The title is rather confusing (apologies), but I will try to explain it here.
I have a dataset with multiple names of individuals, the number of coffees they have had on a particular day of the week, and the corresponding day of the week in 3 columns
What I want as an output, is the 'day' (column 3), when Tom, Mary, and John have the 'maximum' amount of coffee. i.e. Tom - Monday, Mary - Friday, John - Monday as a table.

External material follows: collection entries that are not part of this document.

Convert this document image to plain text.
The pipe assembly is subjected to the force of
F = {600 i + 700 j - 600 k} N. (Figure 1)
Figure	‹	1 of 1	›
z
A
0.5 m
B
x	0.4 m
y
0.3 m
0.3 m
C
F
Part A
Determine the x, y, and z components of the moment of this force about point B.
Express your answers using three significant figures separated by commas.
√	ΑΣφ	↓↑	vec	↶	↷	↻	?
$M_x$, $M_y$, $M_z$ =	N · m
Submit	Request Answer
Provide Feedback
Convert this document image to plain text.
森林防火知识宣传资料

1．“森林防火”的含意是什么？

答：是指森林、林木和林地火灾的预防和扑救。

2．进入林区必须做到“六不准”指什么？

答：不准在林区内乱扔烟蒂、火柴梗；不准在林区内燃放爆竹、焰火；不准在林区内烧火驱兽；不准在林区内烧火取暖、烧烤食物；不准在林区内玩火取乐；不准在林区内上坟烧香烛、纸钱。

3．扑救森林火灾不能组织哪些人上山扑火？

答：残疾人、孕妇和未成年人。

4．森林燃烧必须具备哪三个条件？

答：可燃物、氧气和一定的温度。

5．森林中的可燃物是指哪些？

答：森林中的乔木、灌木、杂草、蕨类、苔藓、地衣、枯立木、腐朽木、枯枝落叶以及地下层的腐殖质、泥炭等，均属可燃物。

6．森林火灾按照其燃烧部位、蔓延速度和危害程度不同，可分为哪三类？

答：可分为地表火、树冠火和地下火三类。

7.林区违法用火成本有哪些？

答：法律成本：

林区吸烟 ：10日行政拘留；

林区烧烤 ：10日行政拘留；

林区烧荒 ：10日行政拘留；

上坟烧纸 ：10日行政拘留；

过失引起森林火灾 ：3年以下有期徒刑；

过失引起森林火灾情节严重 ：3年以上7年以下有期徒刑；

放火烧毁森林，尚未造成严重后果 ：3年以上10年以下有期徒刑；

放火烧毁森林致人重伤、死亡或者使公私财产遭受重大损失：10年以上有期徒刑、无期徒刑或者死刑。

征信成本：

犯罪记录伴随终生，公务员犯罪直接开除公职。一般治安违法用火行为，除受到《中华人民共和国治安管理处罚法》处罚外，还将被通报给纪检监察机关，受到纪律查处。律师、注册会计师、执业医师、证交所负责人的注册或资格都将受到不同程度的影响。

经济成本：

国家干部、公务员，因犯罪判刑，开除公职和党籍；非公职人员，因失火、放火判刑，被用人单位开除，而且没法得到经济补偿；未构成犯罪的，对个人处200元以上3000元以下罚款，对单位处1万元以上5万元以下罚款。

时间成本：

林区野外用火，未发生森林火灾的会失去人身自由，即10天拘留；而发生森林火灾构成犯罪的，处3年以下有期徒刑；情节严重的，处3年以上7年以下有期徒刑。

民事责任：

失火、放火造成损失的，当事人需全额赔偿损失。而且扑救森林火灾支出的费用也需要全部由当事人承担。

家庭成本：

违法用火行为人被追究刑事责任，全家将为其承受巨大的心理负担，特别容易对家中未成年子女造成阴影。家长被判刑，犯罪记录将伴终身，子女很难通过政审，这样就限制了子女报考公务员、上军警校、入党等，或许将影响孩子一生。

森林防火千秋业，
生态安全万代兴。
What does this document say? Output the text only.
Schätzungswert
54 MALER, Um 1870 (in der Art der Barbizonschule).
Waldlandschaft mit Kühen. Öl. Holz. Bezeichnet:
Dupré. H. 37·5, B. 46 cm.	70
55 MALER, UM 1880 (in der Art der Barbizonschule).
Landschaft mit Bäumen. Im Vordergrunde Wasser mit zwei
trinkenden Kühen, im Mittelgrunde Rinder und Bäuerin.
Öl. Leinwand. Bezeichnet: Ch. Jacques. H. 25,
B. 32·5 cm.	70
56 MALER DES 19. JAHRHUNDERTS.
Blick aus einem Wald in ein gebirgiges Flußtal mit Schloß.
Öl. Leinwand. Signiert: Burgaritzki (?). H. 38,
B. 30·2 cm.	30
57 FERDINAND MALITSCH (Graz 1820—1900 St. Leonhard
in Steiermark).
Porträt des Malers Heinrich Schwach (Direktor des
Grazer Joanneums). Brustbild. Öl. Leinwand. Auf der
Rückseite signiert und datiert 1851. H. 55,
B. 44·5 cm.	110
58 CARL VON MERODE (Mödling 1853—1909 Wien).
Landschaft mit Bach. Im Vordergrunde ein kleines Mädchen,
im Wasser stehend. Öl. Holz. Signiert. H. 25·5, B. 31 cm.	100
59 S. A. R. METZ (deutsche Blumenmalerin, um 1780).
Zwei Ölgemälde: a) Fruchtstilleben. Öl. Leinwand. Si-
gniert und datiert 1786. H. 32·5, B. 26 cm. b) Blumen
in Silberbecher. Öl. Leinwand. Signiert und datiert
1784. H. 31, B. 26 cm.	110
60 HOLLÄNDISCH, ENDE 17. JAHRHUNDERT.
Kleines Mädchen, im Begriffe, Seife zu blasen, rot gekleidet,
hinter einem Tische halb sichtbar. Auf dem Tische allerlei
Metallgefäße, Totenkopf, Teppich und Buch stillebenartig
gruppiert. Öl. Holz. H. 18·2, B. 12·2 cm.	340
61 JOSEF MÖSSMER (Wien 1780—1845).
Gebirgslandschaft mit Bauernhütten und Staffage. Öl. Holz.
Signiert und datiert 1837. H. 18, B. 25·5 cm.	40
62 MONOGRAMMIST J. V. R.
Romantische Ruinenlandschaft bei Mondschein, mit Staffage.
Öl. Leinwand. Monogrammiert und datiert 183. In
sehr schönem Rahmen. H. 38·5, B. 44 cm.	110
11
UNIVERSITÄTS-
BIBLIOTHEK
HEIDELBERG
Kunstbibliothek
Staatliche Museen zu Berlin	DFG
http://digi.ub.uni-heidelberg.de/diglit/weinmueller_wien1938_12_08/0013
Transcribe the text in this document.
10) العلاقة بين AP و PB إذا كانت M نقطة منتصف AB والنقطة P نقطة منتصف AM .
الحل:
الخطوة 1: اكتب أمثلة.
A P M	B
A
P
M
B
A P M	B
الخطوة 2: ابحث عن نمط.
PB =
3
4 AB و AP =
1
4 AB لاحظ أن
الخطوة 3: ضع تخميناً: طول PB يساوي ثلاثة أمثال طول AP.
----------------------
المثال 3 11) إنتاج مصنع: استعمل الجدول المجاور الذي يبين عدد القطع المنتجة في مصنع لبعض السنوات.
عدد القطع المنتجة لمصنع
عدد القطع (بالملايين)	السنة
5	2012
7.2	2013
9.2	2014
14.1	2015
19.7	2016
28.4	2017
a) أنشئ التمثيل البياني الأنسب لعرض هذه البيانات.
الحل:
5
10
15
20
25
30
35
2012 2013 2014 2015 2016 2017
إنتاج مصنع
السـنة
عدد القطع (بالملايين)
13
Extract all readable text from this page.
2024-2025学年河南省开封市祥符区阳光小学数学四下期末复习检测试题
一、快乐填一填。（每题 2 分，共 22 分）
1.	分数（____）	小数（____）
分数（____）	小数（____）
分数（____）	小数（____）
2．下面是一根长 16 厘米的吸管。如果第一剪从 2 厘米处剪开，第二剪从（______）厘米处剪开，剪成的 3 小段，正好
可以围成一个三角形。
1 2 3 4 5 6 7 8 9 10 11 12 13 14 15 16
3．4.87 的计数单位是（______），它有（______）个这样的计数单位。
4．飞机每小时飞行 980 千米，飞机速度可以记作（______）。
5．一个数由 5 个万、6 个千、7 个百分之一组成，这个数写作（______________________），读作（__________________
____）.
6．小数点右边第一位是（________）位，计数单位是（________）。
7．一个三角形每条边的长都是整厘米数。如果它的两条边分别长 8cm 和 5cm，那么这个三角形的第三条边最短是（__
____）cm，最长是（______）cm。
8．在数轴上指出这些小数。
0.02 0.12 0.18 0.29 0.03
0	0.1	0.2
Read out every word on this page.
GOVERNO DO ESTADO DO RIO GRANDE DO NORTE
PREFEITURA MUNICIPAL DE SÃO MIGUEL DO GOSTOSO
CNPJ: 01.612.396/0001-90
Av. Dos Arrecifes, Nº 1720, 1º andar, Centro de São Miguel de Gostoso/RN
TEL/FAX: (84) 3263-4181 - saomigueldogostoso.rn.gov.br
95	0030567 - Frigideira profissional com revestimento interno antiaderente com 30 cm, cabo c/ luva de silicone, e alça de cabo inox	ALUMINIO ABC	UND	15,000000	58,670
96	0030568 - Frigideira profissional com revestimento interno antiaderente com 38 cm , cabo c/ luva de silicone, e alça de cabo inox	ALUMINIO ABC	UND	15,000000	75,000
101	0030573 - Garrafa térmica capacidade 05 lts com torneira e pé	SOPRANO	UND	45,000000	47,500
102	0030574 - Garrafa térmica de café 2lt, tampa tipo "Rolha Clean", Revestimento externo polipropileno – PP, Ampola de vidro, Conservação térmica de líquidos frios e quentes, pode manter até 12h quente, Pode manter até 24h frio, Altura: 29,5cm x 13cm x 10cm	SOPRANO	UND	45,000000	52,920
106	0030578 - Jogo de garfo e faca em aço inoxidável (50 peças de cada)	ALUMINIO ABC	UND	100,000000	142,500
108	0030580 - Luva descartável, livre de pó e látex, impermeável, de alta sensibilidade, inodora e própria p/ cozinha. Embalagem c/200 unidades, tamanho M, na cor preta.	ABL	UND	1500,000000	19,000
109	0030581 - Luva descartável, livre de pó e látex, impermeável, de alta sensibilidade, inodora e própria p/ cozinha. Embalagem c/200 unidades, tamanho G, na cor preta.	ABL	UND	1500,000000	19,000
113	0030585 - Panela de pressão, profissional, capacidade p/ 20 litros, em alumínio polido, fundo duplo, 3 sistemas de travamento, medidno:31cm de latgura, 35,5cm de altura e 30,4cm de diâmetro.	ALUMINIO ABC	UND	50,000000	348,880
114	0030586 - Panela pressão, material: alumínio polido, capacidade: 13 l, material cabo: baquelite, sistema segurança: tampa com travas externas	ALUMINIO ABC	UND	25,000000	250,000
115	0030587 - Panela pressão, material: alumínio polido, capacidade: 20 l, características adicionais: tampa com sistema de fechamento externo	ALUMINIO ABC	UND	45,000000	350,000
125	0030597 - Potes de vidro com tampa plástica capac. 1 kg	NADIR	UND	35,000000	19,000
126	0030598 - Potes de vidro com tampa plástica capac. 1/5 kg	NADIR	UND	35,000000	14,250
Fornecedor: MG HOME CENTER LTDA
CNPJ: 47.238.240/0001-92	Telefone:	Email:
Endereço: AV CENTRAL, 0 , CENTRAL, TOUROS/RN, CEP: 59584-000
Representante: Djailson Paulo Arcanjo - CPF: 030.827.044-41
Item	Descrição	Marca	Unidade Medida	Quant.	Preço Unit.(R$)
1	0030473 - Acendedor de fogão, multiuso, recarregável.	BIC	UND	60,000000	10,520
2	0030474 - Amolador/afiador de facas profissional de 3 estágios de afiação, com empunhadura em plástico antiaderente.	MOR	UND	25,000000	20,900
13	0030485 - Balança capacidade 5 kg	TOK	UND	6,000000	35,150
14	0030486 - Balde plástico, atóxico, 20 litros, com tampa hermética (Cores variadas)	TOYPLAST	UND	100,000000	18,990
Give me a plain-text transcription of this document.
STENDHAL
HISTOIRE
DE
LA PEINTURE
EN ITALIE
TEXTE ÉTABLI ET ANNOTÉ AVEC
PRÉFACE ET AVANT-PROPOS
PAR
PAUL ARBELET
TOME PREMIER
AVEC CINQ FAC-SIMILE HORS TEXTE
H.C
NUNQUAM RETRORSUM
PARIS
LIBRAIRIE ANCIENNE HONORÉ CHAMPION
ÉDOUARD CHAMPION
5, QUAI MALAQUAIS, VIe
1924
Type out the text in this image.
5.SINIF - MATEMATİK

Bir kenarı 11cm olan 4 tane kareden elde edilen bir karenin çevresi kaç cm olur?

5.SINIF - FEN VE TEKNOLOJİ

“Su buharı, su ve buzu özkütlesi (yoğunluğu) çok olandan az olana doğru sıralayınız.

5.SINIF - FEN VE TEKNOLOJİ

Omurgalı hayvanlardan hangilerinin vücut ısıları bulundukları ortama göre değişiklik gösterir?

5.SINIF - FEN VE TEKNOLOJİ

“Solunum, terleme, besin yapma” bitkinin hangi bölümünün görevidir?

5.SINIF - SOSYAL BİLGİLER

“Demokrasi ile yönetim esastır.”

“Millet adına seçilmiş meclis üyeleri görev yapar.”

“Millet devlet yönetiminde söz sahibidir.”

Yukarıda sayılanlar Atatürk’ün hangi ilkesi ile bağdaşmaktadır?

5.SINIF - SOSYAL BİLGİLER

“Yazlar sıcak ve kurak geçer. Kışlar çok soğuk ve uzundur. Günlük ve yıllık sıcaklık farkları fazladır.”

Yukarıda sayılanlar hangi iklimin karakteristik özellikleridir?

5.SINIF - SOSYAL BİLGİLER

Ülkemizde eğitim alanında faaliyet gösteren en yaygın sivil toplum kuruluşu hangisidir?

x=data.frame(read.csv(file.choose()))
tom=subset(x,x$Name=="Tom")
tom.max=max(tom)
tom$Day[which.max(tom$Coffees)]
I could do this for one name, but struggling to use a loop to do it for all the names together, so I wouldn't have to repeat it for every single name in a bigger dataset. I want the output to look something like this
Any help would be appreciated.
This can be achieved easily with the dplyr
package. Please note that posting screen-shot images of your data is frowned upon - better to cut-and-paste the actual numbers (as text) or use the dput()
function.
df <- read.table(sep="", header=TRUE, text=c("
Name Coffees Day
Tom 2 Monday
Tom 1 Wednesday
Mary 3 Friday
Tom 2 Thursday
John 3 Monday
Tom 4 Monday
Mary 5 Tuesday
Tom 6 Friday
John 1 Saturday
"))
df
#> Name Coffees Day
#> 1 Tom 2 Monday
#> 2 Tom 1 Wednesday
#> 3 Mary 3 Friday
#> 4 Tom 2 Thursday
#> 5 John 3 Monday
#> 6 Tom 4 Monday
#> 7 Mary 5 Tuesday
#> 8 Tom 6 Friday
#> 9 John 1 Saturday
suppressPackageStartupMessages(library(tidyverse))
df %>%
group_by(Name) %>%
arrange(desc(Coffees), .by_group=TRUE) %>%
slice_head(n=1)
#> # A tibble: 3 × 3
#> # Groups: Name [3]
#> Name Coffees Day
#> <chr> <int> <chr>
#> 1 John 3 Monday
#> 2 Mary 5 Tuesday
#> 3 Tom 6 Friday
Created on 2024-05-15 with reprex v2.1.0